[Colloquium] Reminder: CS Seminar Nov. 20 - Diana Franklin, University of Chicago

Nita Yack nitayack at uchicago.edu
Wed Nov 20 14:21:00 CST 2019


UNIVERSITY OF CHICAGO
DEPARTMENT OF COMPUTER SCIENCE


[cid:5309007f-545f-436a-a178-4e8bcfbc680d at namprd11.prod.outlook.com]


Diana Franklin
University of Chicago

Wednesday, November 20, 2019 at 3:00 pm
Crerar 390


Title:  Understanding CT Learning in Formal Learning Environments to Preserve the Engagement and Agency of Informal Learning Environments

Abstract:
Computer science education has a rich history in informal learning environments, building tools and curricula with a constructionist pedagogical approach that allows children agency in developing their computational thinking (CT) skills towards their own creative goals. The CS for All movement, intended to give all students the opportunity to develop those skills, provides a new challenge to such efforts. Equity can only be achieved through formal education, yet the approach in formal education is often very different from constructionism. How do we retain crucial elements of these informal learning environments and curricula while adjusting to the constraints of the formal school day, such as limited instruction time, high student to teacher ratios, specific CT learning goals, and students with learning differences? And what foundational research needs to occur in order to do it well?

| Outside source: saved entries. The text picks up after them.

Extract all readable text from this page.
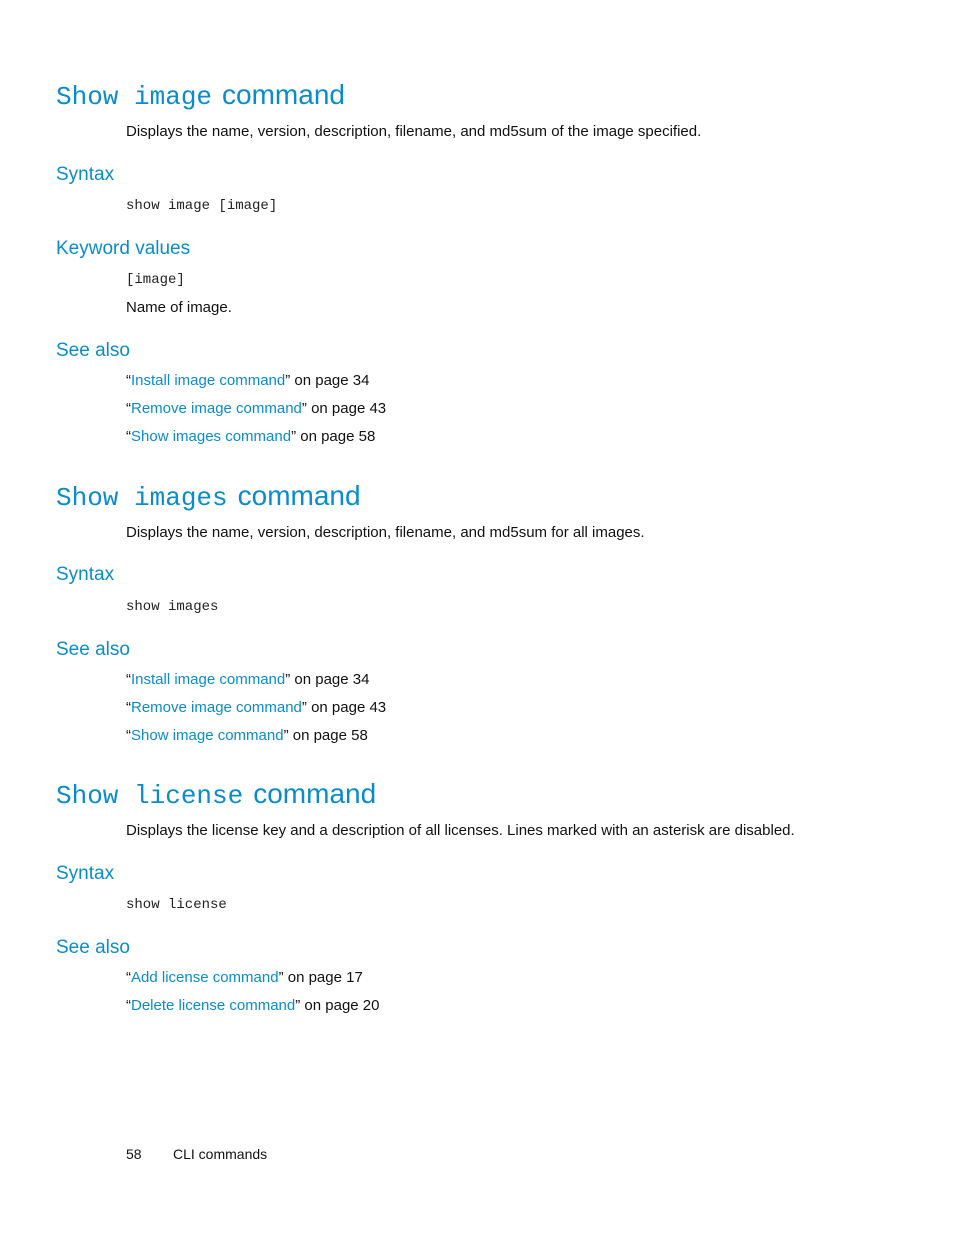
Show image command
Displays the name, version, description, filename, and md5sum of the image specified.
Syntax
show image [image]
Keyword values
[image]
Name of image.
See also
“Install image command” on page 34
“Remove image command” on page 43
“Show images command” on page 58
Show images command
Displays the name, version, description, filename, and md5sum for all images.
Syntax
show images
See also
“Install image command” on page 34
“Remove image command” on page 43
“Show image command” on page 58
Show license command
Displays the license key and a description of all licenses. Lines marked with an asterisk are disabled.
Syntax
show license
See also
“Add license command” on page 17
“Delete license command” on page 20
58 CLI commands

In this talk, I present my group’s work to better understand CT instruction in formal learning environments so we can provide instructional scaffolding that balances the open-ended, student-driven projects emblematic of the constructionist movement with scaffolded, targeted instruction to help a wide variety of students achieve the learning objectives.

Bio:

Diana Franklin is a Research Associate Professor in Computer Science and Director of Computer Science Education at UChicago STEM Education. She leads the CANON (Computing for ANyONe) research labs, currently consisting of four projects involving computer science education involving students ranging from pre-K through university. She is the lead PI for quantum computing education for EPiQC, an NSF expedition in computing. Her research agenda explores how to create curriculum and computing environments in ways that reach broad audiences. She is a recipient of the NSF CAREER award, NCWIT Faculty Undergraduate Mentoring Award, four teaching awards, three best paper awards (ICER '17, IPDPS '14, and Computing Frontiers '13), and an Honourable Mention from CHI '18.